Sluggish recruiting and the continued slow migration of advisers to smaller firms has left the three biggest wirehouses either adding minimally to the work force or watching the head count drop
Sluggish recruiting and the continued slow migration of advisers to smaller firms has left the three biggest wirehouses either adding minimally to the work force or watching the head count drop.
Merrill Lynch Global Wealth Management, a unit of Bank of America Corp., said last Tuesday it had added 361 advisers during the one-year period ended Sept. 30, for a total of 15,340 reps — a modest 2% increase. At Morgan Stanley Smith Barney LLC, the number of brokers at the end of September was 18,119, down 41 brokers from a year earlier.
In the 12-month period ended Sept. 30, Wells Fargo Advisors LLCsaw a drop of 278 advisers. The head count stood at 15,088 at the end of September, company officials said.
And UBS AG, parent of UBS Financial Services Inc., is scheduled to report earnings tomorrow.
Recruiters said the new head count data from Merrill Lynch and MSSB underscore the difficulties that wirehouses are having in bringing in new talent. Amid the flurry of mergers and acquisitions that shook the brokerage industry following the market collapse in 2008, many experienced brokers accepted large bonuses in the form of forgivable loans. Those loans, known as “stay bonuses,” essentially require brokers to stay at their firms for as long as seven to nine years.
Meanwhile, many advisers are fleeing wirehouses for alternative types of securities firms, including boutique investment shops.
In an effort to step up recruiting, some wirehouses are taking steps to revive elaborate training programs that were once the hallmark of many Wall Street brokerages. But those steps are unlikely to yield immediate results, as it takes years to transform a trainee into a full-fledged producer.
Some industry observers and recruiters suspect that any increase in broker head count at a wirehouse comes from trainee brokers — not from snagging experienced reps.
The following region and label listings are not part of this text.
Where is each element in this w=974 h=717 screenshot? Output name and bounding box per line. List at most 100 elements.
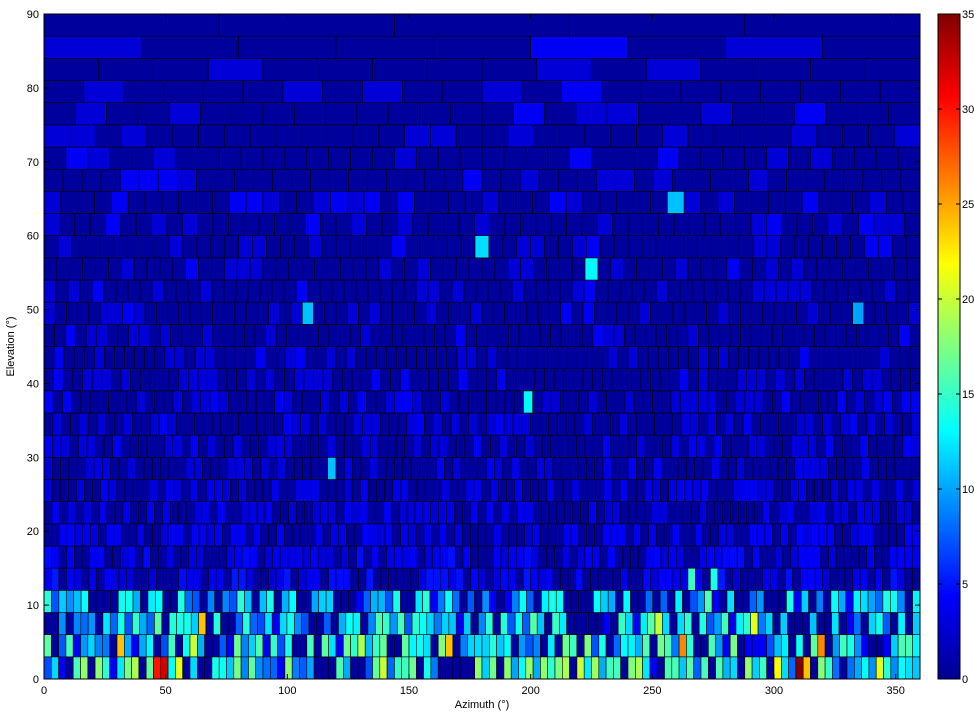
heatmap-cell	[894, 457, 904, 480]
heatmap-cell	[406, 346, 417, 369]
heatmap-cell	[243, 457, 253, 480]
heatmap-cell	[536, 612, 545, 635]
heatmap-cell	[801, 191, 820, 214]
heatmap-cell	[742, 412, 753, 436]
heatmap-cell	[67, 279, 81, 303]
heatmap-cell	[138, 168, 159, 192]
heatmap-cell	[585, 235, 601, 259]
heatmap-cell	[504, 390, 515, 414]
heatmap-cell	[449, 479, 458, 502]
heatmap-cell	[486, 368, 497, 392]
heatmap-cell	[546, 479, 556, 502]
heatmap-cell	[50, 634, 59, 658]
heatmap-cell	[279, 191, 298, 214]
heatmap-cell	[537, 301, 550, 325]
heatmap-cell	[455, 124, 483, 148]
heatmap-cell	[857, 412, 868, 436]
heatmap-cell	[683, 235, 698, 259]
heatmap-cell	[871, 368, 882, 392]
heatmap-cell	[66, 567, 75, 591]
heatmap-cell	[842, 434, 852, 458]
heatmap-cell	[457, 368, 468, 392]
heatmap-cell	[733, 523, 743, 547]
heatmap-cell	[881, 168, 902, 192]
heatmap-cell	[386, 656, 395, 680]
heatmap-cell	[839, 634, 848, 658]
heatmap-cell	[762, 390, 773, 414]
heatmap-cell	[433, 412, 443, 436]
heatmap-cell	[864, 390, 875, 414]
heatmap-cell	[379, 279, 393, 303]
heatmap-cell	[105, 412, 116, 436]
heatmap-cell	[202, 324, 214, 347]
heatmap-cell	[597, 257, 612, 281]
heatmap-cell	[88, 301, 101, 325]
heatmap-cell	[605, 567, 614, 591]
heatmap-cell	[619, 434, 629, 458]
heatmap-cell	[866, 412, 877, 436]
heatmap-cell	[68, 479, 77, 502]
heatmap-cell	[81, 567, 90, 591]
heatmap-cell	[96, 567, 105, 591]
heatmap-cell	[838, 479, 848, 502]
heatmap-cell	[650, 301, 662, 325]
heatmap-cell	[379, 656, 388, 680]
heatmap-cell	[329, 390, 340, 414]
heatmap-cell	[908, 301, 921, 325]
heatmap-cell	[711, 457, 721, 480]
heatmap-cell	[95, 590, 104, 613]
heatmap-cell	[619, 501, 629, 525]
heatmap-cell	[706, 612, 715, 635]
heatmap-cell	[846, 656, 855, 680]
heatmap-cell	[756, 523, 766, 547]
heatmap-cell	[875, 590, 884, 613]
heatmap-cell	[846, 479, 856, 502]
heatmap-cell	[291, 168, 311, 192]
heatmap-cell	[264, 412, 275, 436]
heatmap-cell	[786, 168, 807, 192]
heatmap-cell	[627, 412, 638, 436]
heatmap-cell	[752, 235, 768, 259]
heatmap-cell	[485, 545, 494, 569]
heatmap-cell	[868, 124, 895, 148]
heatmap-cell	[749, 479, 759, 502]
heatmap-cell	[254, 479, 264, 502]
heatmap-cell	[441, 80, 483, 103]
heatmap-cell	[123, 412, 133, 436]
heatmap-cell	[788, 146, 811, 170]
heatmap-cell	[415, 279, 429, 303]
heatmap-cell	[201, 501, 211, 525]
heatmap-cell	[141, 479, 150, 502]
heatmap-cell	[204, 656, 213, 680]
heatmap-cell	[163, 390, 174, 414]
heatmap-cell	[910, 368, 921, 392]
heatmap-cell	[116, 656, 125, 680]
heatmap-cell	[752, 545, 761, 569]
heatmap-cell	[671, 412, 682, 436]
heatmap-cell	[327, 479, 337, 502]
heatmap-cell	[493, 523, 502, 547]
heatmap-cell	[114, 346, 125, 369]
heatmap-cell	[729, 545, 738, 569]
heatmap-cell	[636, 434, 646, 458]
heatmap-cell	[69, 434, 79, 458]
heatmap-cell	[603, 479, 613, 502]
heatmap-cell	[459, 301, 472, 325]
heatmap-cell	[296, 590, 305, 613]
heatmap-cell	[478, 612, 486, 635]
heatmap-cell	[781, 390, 792, 414]
heatmap-cell	[151, 213, 168, 236]
heatmap-cell	[667, 501, 676, 525]
heatmap-cell	[773, 656, 782, 680]
heatmap-cell	[360, 612, 369, 635]
heatmap-cell	[850, 434, 861, 458]
heatmap-cell	[401, 634, 410, 658]
heatmap-cell	[448, 301, 460, 325]
heatmap-cell	[790, 124, 818, 148]
heatmap-cell	[511, 279, 525, 303]
heatmap-cell	[756, 368, 767, 392]
heatmap-cell	[889, 545, 898, 569]
heatmap-cell	[735, 612, 744, 635]
heatmap-cell	[444, 590, 453, 613]
heatmap-cell	[624, 390, 635, 414]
Merrill Lynch historically has grown through training brokers, industry observers noted. “Merrill Lynch seems very interested in organic growth, which historically has been their avenue for growth,” said Rick Peterson, a veteran recruiter. “Other firms, including Morgan Stanley, are looking at that organic, internal avenue of growth as well, since recruiting has dropped off dramatically in 2010.”
“I suspect [the wirehouses are] all counting trainees and other licensed Series 7 [employees] when counting their numbers,” said Danny Sarch, president of Leitner Sarch Consultants Ltd.
Merrill Lynch spokeswoman Selena Morris said the increase in number of reps came from both outside recruits and trainees, but declined to provide more details.
Losing less than 50 reps and advisers over 12 months “is less than meaningless,” a Morgan Stanley spokeswoman, Christine Pollak, wrote in an e-mail.
“The actual story is the stability of our financial adviser force over the past four quarters, and the fact that turnover” of the top 40% of reps remains at historic lows, she wrote. “We continue to recruit high-quality financial advisers and train new entrants into the profession, with an emphasis on placing new trainees with established teams.”
Some industry experts, however, said recruiting has become increasingly difficult for big Wall Street firms.
Eric Gershman, president of Consultants Period Ltd., said wirehouses have seen disappointing results from some of the large teams of advisers they have acquired in recent years. “Firms are spending less time on acquiring reps, and more time on getting brokers to build assets,” he said.
“If advisers move, they'll likely go somewhere that's not the same "big box' firm,” Mr. Gershman said. “The big firms are challenged right now to differentiate themselves.”
Wirehouses are not alone in the arduous battle of recruiting at the moment. Independent and regional broker-dealers, which enjoyed a terrific recruiting season last year, are experiencing a slowdown in recruiting, experts said.
Raymond James & Associates Inc., for example, has seen a falling-off in the number of its brokers and advisers in the United States over the past 12 months. The firm lost 63 brokers in the U.S. from April to the end of September, and it now has 4,729.
That said, Tom James, chairman of Raymond James Financial Inc., is hopeful that things will pick up.
“These [wirehouse] firms always manage to shoot themselves in the foot, in the knee and sometimes higher up,” he said last week in a call with analysts. “They always find ways to encourage their own people to leave. I think that will happen again.”
Brokers are also taking longer to make the decision to change firms, Mr. James said. The improvement in the broad stock market has also boosted advisers' fees, giving them more incentive to stay put, he said.
“We're used to higher rates of financial adviser acquisition,” Mr. James said during the call. “We have big business development efforts, and certainly, all those people would like to see the numbers higher. I think they'll begin to edge up.”